NO WRITER ATTRIBUTED

The Citizens Emergency Committee to Save Memorial Drive has discontinued its dawn patrols of the Charles riverbank.

The patrols of "Minutemen"--from 5 a.m. to 7 a.m.--were begun in early November to save trees lining Memorial Drive near the Lars Anderson Bridge from destruction by the Metropolitan District Commission. The MDC, which will build three underpasses along the Drive, plans to move some of the trees and cut down others to make room for the underpass at Boylston St.

Edward L. Bernays, co-chairman of the Emergency Committee, said this week, however, that the MDC has not even asked for bids on a private contract to move the trees and that they would be safe until the spring.

Some observers speculated, however, that along with the MDC's sluggishness the cold feet of the early-morning sentries and the complete exhaustion of the Minutemon's publicity-value caused the patrols' suspension.
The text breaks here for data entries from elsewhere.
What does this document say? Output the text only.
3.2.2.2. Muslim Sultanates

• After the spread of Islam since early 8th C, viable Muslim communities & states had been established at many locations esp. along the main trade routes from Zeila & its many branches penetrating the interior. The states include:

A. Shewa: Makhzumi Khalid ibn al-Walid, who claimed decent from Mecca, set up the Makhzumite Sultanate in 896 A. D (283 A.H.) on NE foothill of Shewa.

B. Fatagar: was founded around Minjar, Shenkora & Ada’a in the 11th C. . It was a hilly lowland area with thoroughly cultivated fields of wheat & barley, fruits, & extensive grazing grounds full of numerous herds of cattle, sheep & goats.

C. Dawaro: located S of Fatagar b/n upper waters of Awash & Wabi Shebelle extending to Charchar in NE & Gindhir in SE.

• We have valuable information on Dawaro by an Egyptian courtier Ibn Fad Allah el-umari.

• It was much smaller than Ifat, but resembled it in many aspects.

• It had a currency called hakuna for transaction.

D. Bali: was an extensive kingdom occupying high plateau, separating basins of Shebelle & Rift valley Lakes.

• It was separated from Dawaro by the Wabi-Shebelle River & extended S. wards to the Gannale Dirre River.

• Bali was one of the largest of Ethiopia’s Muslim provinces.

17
Bernays, the septuagenarian founder of modern public relations, attributed the MDC's caution to the widespread public support for his anti-underpass position.

He said he will now begin work to "articulate" this public opinion in support of three anti-underpass bills that have been filed in the Massachusetts General Court, the state legislature.

The bills should come before the legislature in the next session, which opens today. A number of anti-underpass bills were defeated in last year's session.